A social scientist can find many ways to analyze Rambo in as a symbol of his time(s). The movies are fruitful data for anyone interested, for example, in nationalism, Orientalism, corporeality, or masculinity in crisis – with a vengeance. But how warranted would it be to interpret Rambo as a representation of ‘Western society’?

John_Rambo

Sylvester Stallone as John Rambo in First Blood (1982). (Source, Licence CC BY-SA 3.0)

For sure, Rambo’s fight against communists could be labeled as geopolitically Western as in being on the side of the capitalist West. Also, he is a citizen of the US, a country that can be said to be in the epicenter of the West – as Hollywood could be viewed as the center of Western popular culture.

On the other hand, Rambo as a character is quite universal. Rambo-esque lone heroes are fighting for justice in a morally dichotomic world in societies around the globe, not just in Western society. Sure, Rambo could be said to be Western, but is he exclusively Western? I would say not really.

But when we look at the above-mentioned synopsis of the last Rambo film, we see a faint but powerful hint of Rambo’s exclusive Westerness. Rambo is not just going to rescue human rights activists, but Western human rights activists. And we know Rambo likes to help ‘his people’. Perhaps more importantly, if we go into the basic collective function of language, the synopsis reconfirms that there is indeed a category of Western people.

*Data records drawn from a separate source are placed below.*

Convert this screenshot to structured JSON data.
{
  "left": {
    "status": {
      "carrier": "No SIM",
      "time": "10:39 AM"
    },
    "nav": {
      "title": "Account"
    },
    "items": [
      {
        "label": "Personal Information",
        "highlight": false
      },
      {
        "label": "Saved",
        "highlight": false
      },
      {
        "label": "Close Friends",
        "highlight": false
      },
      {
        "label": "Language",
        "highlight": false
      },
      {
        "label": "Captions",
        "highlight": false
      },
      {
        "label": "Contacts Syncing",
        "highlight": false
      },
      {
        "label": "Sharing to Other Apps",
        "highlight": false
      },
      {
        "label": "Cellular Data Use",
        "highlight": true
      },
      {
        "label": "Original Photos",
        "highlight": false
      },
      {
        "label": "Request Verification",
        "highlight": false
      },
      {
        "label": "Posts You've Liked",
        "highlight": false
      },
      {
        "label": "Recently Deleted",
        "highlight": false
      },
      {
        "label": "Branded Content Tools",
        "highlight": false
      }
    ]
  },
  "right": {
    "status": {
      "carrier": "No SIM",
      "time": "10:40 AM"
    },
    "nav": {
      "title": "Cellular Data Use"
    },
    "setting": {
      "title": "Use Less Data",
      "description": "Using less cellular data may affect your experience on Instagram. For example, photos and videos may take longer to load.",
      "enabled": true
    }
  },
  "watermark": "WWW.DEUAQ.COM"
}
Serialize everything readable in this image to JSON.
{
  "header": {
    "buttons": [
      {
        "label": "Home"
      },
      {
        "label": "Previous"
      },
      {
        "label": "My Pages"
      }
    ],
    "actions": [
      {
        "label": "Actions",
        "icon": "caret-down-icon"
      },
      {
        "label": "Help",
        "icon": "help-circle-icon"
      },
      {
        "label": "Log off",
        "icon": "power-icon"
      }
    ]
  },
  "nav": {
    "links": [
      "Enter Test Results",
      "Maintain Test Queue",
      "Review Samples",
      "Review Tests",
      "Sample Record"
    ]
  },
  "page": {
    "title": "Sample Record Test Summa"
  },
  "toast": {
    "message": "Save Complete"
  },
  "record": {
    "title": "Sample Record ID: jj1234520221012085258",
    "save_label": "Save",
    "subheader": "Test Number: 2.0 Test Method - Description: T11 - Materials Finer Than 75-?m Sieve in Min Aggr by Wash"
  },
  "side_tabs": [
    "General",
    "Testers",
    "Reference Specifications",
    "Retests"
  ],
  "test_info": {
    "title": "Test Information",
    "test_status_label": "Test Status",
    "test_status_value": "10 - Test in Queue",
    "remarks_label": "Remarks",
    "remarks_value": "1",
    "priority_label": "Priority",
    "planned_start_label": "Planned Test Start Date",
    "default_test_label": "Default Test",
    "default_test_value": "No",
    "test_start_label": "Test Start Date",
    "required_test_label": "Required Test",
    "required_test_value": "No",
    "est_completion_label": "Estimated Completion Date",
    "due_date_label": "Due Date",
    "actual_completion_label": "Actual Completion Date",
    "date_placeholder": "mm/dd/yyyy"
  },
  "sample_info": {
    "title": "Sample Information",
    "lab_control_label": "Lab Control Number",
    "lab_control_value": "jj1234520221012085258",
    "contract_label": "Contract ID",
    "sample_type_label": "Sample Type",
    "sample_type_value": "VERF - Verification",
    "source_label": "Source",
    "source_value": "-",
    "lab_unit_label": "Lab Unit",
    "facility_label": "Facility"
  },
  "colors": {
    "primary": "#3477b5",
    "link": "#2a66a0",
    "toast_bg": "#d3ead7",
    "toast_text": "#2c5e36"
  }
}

Many would say a simple word like ‘Western’ in a film synopsis is not indicative of much. However, I would say it might even be vice versa. Perhaps, it is just this kind of banal, faint and almost undetectable utterances connoting a collective group of people that uphold any society, from villages and tribes to nations and even groups of nations like ‘the West’. As Michael Billig (1995) says, it is not the flag waved with fervent passion but ‘the flag unnoticed on the public building’ that makes banal nationalism which is more effective than explicit nationalism. And that’s perfectly fine – there’s no inherent problem in being nationalist, banally or otherwise.

However, the almost unnoticeably normal labeling of things ‘Western’ (e.g. Western people, Western food, Western clothes, Western fashion) when repeated and reminded of day in and day out, in movie synopses, news, journal articles, and casual talk, unify a heterogeneous aggregate of populations into an imagined community called ‘the West’ or ‘Western society’. Maybe this kind of banal Occidentalism is more efficient in reproducing an exclusive West than any impassioned propaganda for Western society. And exclusiveness means something or some people are left out.

The author is a Senior Lecturer of Anthropology at University of Jyväskylä, Finland, and the director of coordination group for The West Network. He has conducted research on banal occidentalism in media.